Poteva essere la conclusione dignitosa di una lunga carriera politica. A rimetterlo in corsa, suscitando la sorpresa di molti, arriverà la chiamata di Craxi e l’incarico al ministero degli Interni, che Scalfaro svolgerà con rigore ed efficienza, ma che da presidente della Repubblica lo porrà al centro di una pericolosa querelle. I rapporti con Craxi sono sempre stati corretti. «Ho avuto per lui sempre il massimo rispetto – sottolinea Scalfaro, ricordando la lunga collaborazione –; ho detto più di una volta che non tutti i suoi globuli rossi sembravano democratici, ma era dotato di un fiuto politico straordinario. Non condivisi la sua decisione di lasciare l’Italia per i processi di Tangentopoli. Forse è stato mal consigliato. Nessuno di chi gli stava accanto aveva la sua statura e le sue intuizioni».

Rigore e indipendenza di giudizio Scalfaro li dimostrò, per riconoscimento unanime, anche come presidente della commissione d’inchiesta sulla ricostruzione dell’Irpinia dopo il terremoto del 1980, commissione che scoprì più di uno scheletro nell’armadio dei capi demitiani del Beneventano. A proiettarlo alla suprema carica dello Stato, a cui avevano aspirato inutilmente autentici «cavalli di razza» come Fanfani e Andreotti, sarà la sorte, ma anche la grande coerenza e onestà intellettuale.

In qualsiasi stagione politica Scalfaro aveva professato un anticomunismo senza compromessi e una costante ostilità nei confronti del centro-sinistra, sia alle origini della nuova maggioranza sia, più ancora, nel corso degli anni Settanta, quando i socialisti di De Martino adottarono la linea degli «equilibri più avanzati», che sembrava confermare le accuse che Scalfaro aveva da sempre mosso ai socialisti, e cioè di utilizzare la coalizione di centro-sinistra come cavallo di Troia per l’ingresso del Pci nel palazzo.

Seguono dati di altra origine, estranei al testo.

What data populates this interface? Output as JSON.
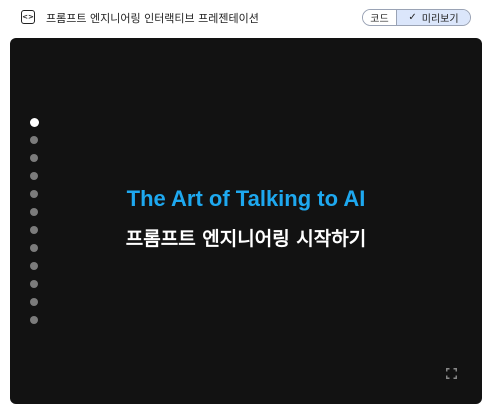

Né gli nocque una fama di bigottismo che risaliva ad un famoso episodio del luglio 1950, noto come «il caso del prendisole», quando in un ristorante romano redarguì una elegante signora che esibiva un décolleté da lui ritenuto eccessivo e sconveniente. Scalfaro entrava al Quirinale in uno dei momenti più difficili della storia del paese: si concludeva in modo disastroso la Prima Repubblica e si apriva al buio e senza prospettive l’epoca della seconda.

Nel discorso d’insediamento, ricco di richiami alla sua matrice cattolica e democristiana, ma anche al suo ruolo super partes, Scalfaro non manca di manifestare le preoccupazioni per la situazione nonché di elencare i temi da affrontare: «Grandi problemi incombono: la riforma istituzionale, la riforma elettorale, le questioni inerenti al grave disavanzo del bilancio dello Stato, la criminalità aggressiva e sanguinaria, il traffico di droghe e di armi, la delicata questione morale».